Impurity-induced quantum phase transition in finite Heisenberg spin chains: Criteria for existence and stability

TL;DR

This paper investigates the existence and stability of quantum phase transitions in finite Heisenberg spin chains with impurities, identifying critical points via algebraic geometry and analyzing conditions for transition stability.

Contribution

It introduces a novel algebraic geometric framework to identify and analyze critical points in quantum systems, specifically applying it to impurity-induced phase transitions in finite spin chains.

Findings

Quantum phase transition exists with Z2 symmetry impurity.

Transition remains only in even-site chains when Z2 symmetry is broken.
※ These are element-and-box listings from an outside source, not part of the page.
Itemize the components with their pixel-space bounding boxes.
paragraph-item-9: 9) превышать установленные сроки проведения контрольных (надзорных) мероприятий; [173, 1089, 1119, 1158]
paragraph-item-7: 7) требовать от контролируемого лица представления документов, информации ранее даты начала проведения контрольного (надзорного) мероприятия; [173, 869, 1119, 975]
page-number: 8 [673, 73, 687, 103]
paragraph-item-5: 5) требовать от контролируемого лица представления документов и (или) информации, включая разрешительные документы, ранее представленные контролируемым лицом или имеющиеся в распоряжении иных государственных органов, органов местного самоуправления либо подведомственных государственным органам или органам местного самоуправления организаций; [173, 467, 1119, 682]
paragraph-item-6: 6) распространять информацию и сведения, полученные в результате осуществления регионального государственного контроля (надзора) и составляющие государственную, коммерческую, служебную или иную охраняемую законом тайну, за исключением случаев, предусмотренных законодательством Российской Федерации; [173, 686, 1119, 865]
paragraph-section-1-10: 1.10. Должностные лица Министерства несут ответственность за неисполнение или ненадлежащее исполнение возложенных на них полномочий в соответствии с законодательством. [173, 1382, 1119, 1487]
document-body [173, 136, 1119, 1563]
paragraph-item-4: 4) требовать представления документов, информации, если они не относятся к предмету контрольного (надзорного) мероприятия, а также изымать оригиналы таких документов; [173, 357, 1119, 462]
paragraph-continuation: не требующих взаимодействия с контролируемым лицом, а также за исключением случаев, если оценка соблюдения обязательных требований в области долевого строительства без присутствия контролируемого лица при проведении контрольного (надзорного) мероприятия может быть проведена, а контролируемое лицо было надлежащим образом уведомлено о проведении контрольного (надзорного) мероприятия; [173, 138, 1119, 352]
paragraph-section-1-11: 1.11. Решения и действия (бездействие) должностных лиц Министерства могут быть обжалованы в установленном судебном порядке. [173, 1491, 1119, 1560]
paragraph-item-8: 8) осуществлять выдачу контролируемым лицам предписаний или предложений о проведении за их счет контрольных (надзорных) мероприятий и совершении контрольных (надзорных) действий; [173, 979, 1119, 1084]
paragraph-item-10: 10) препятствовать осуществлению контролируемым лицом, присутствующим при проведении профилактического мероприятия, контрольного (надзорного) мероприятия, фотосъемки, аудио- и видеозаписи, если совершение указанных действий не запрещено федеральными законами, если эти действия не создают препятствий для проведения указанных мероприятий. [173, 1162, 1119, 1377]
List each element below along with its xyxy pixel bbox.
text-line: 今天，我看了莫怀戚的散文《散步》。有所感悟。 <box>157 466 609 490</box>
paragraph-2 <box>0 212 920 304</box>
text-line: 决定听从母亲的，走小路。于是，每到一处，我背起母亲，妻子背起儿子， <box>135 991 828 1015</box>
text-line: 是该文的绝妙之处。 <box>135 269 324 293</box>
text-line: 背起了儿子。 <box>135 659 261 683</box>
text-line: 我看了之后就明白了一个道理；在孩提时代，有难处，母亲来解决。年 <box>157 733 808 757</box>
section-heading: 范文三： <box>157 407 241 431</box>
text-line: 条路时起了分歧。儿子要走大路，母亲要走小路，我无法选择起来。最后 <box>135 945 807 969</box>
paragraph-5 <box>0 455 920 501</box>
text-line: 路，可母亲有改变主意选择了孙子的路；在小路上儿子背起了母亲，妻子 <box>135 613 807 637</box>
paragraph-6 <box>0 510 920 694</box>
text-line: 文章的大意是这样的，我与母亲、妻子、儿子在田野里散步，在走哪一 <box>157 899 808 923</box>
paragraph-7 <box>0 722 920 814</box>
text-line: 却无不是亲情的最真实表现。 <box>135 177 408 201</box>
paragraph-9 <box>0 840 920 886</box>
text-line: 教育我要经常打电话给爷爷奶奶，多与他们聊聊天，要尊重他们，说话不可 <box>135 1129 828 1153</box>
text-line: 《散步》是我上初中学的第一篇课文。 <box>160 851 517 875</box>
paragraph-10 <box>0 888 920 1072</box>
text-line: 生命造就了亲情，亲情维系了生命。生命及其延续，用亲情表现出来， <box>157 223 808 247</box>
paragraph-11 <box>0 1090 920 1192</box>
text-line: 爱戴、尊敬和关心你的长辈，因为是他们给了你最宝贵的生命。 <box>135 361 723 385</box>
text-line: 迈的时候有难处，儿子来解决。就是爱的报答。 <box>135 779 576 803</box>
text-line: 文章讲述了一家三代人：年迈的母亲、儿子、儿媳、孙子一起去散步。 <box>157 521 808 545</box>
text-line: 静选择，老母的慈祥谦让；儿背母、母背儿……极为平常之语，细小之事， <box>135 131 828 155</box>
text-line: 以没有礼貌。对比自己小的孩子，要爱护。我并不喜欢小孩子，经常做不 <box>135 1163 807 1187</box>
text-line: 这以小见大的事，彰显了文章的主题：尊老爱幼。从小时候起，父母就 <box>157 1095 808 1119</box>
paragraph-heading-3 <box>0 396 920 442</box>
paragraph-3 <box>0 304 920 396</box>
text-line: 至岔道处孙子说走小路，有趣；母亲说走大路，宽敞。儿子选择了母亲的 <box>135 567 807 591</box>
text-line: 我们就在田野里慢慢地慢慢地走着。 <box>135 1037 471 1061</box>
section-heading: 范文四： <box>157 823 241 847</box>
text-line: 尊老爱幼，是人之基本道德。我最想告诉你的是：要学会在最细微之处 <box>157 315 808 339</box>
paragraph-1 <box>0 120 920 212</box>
Analytical and numerical methods confirm the criteria for transition stability.

Abstract

A quantum phase transition may occur in a system at zero temperature when a controlling parameter is tuned towards a critical point. An important question is whether such a critical point exists in a particular system and how stable it is. Here, we identify the critical point of a quantum phase transition as a singular point in the affine algebraic variety of the characteristic equation for the Hamiltonian describing the system, with an unstable critical point being associated with an isolated singular point which has a finite Tjurina number. The theory is illustrated by studying a model system of zero-dimensional (finite) Heisenberg spin chain with an impurity, which exhibits a nontrivial first-order quantum phase transition. Both analytical and numerical calculations show that the quantum phase transition always exists when the impurity has a $Z_2$ symmetry but only remains in systems with an even number of spin sites when the $Z_2$ symmetry is broken.